The CDC gets in and starts tagging everyone, the Sliders held up some steps for their slide with only a minute to go. Red Eye faces off against the doctor leading the swat team (only in reviewing things like Sliders do I ever get to say something like that), declaring that he's somehow managed to get word to other infected in other quarantine zones about the cure and how to make it, and that the government won't be able to keep it just for the wealthy. I'd question how he managed to do that, but the Sliders are about to escape so it's not really all that important.

They jump and we cut to Wade waking up next to a fire, apparently all better now minus a little grogginess.  Quinn tells her that she'll be fine and about that they found a cure for those people. Sliding made a difference. Wade settles in to get some rest, and Rembrandt and Arturo arrive to ask him Quinn if he told her about the cannibals...who have ominously stopped playing their drums. Cue audience laughter as the episode closes...
"Hey, babe, I'm Jerry O'Connell. Don't you wanna say you got with Jerry O'Connell?" 

As I said before, this episode is very obviously a jab at the pharmaceutical companies and the like that withhold cures only for the rich, building a society that is built around that crux point.

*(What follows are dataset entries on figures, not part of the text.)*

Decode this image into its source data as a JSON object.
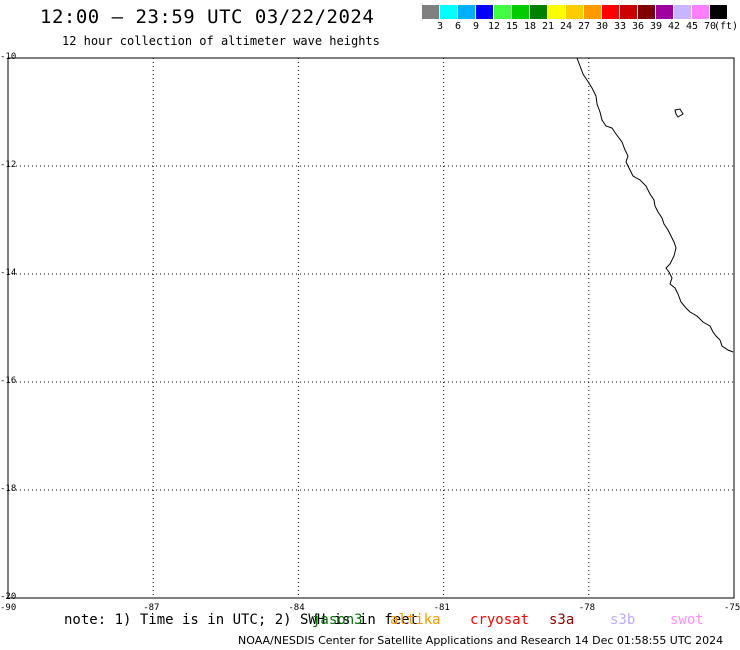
{
  "title": "12:00 – 23:59 UTC 03/22/2024",
  "subtitle": "12 hour collection of altimeter wave heights",
  "color_scale": {
    "colors": [
      "#808080",
      "#00ffff",
      "#00b0ff",
      "#0000ff",
      "#40ff40",
      "#00cc00",
      "#008000",
      "#ffff00",
      "#ffcc00",
      "#ff9900",
      "#ff0000",
      "#cc0000",
      "#800000",
      "#a000a0",
      "#c8b4ff",
      "#ff80ff",
      "#000000"
    ],
    "labels": [
      "3",
      "6",
      "9",
      "12",
      "15",
      "18",
      "21",
      "24",
      "27",
      "30",
      "33",
      "36",
      "39",
      "42",
      "45",
      "70"
    ],
    "unit": "(ft)"
  },
  "map": {
    "lon_labels": [
      "-90",
      "-87",
      "-84",
      "-81",
      "-78",
      "-75"
    ],
    "lat_labels": [
      "-10",
      "-12",
      "-14",
      "-16",
      "-18",
      "-20"
    ]
  },
  "note": "note: 1) Time is in UTC; 2) SWH is in feet",
  "satellites": [
    {
      "name": "jason3",
      "color": "#007000"
    },
    {
      "name": "altika",
      "color": "#ff9900"
    },
    {
      "name": "cryosat",
      "color": "#ff0000"
    },
    {
      "name": "s3a",
      "color": "#900000"
    },
    {
      "name": "s3b",
      "color": "#c0a8ff"
    },
    {
      "name": "swot",
      "color": "#ff90ff"
    }
  ],
  "credit": "NOAA/NESDIS Center for Satellite Applications and Research    14 Dec 01:58:55 UTC 2024"
}
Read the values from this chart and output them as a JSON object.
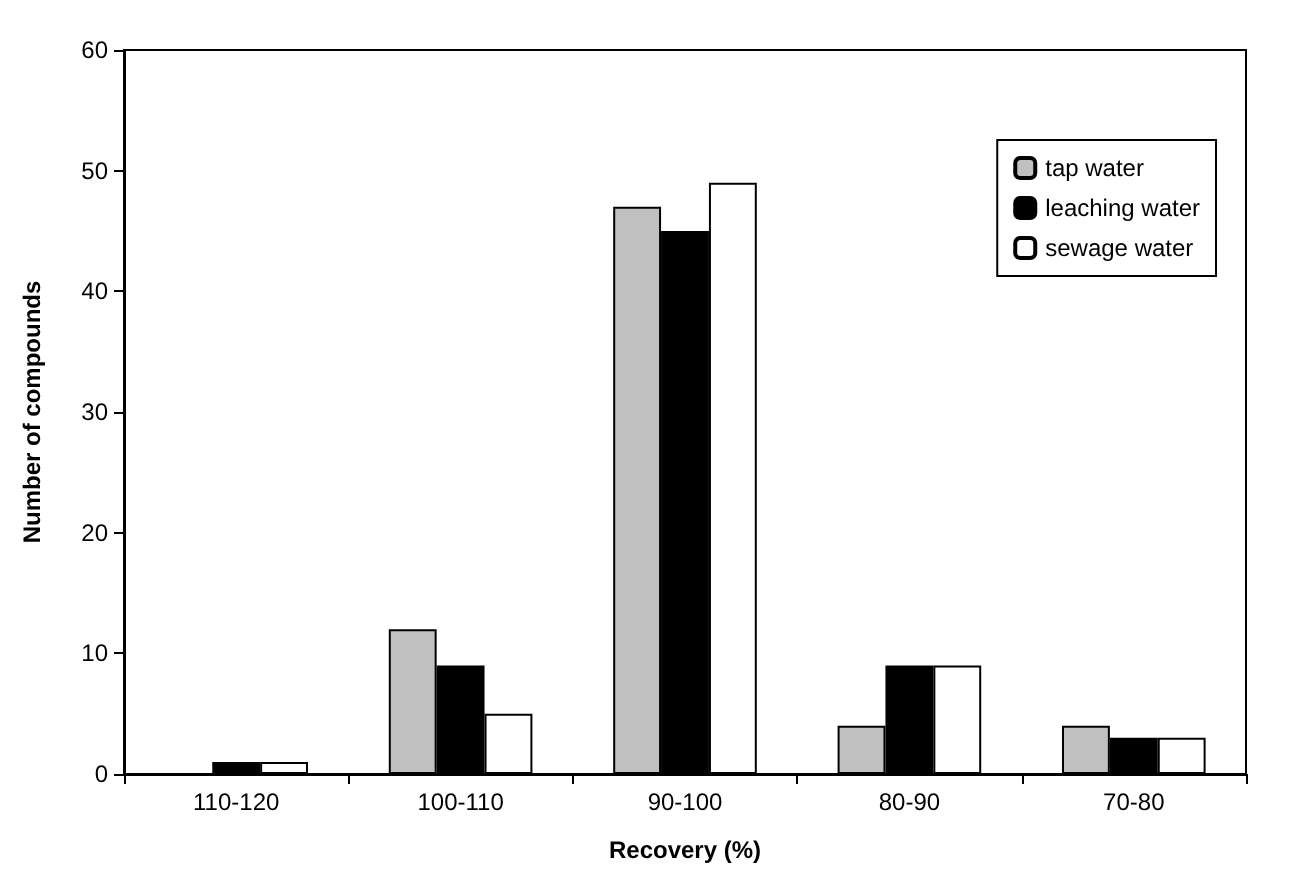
{
  "chart_data": {
    "type": "bar",
    "xlabel": "Recovery (%)",
    "ylabel": "Number of compounds",
    "categories": [
      "110-120",
      "100-110",
      "90-100",
      "80-90",
      "70-80"
    ],
    "series": [
      {
        "name": "tap water",
        "color": "#c0c0c0",
        "values": [
          0,
          12,
          47,
          4,
          4
        ]
      },
      {
        "name": "leaching water",
        "color": "#000000",
        "values": [
          1,
          9,
          45,
          9,
          3
        ]
      },
      {
        "name": "sewage water",
        "color": "#ffffff",
        "values": [
          1,
          5,
          49,
          9,
          3
        ]
      }
    ],
    "ylim": [
      0,
      60
    ],
    "yticks": [
      0,
      10,
      20,
      30,
      40,
      50,
      60
    ],
    "grid": false,
    "legend": "top right"
  }
}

Also as I said before, it's not as anvilicious as many later Lessons of the Day are, the only scene where it really shines through and beats the viewer over the head in Red Eye's showdown with the doctor. It brings up the interesting idea that maybe the very chemistry of a universe is not necessarily the same as another, even if that idea is never really brought up again or followed up on. The ending is a little rushed, but that's the case with quite a few endings so it would be rather unfair to rag on that too much.

A good enough episode and a better concept for introducing the multiverse theory to the audience than the Pilot episode gave.

Because, y'know, a world where the Soviet Union took over is way less believable than a world where the government controls the people through a campaign of disease and fear and holds up the only cure for how much money it can make off of people.

...actually, given recent events...eh, too topical, too topical.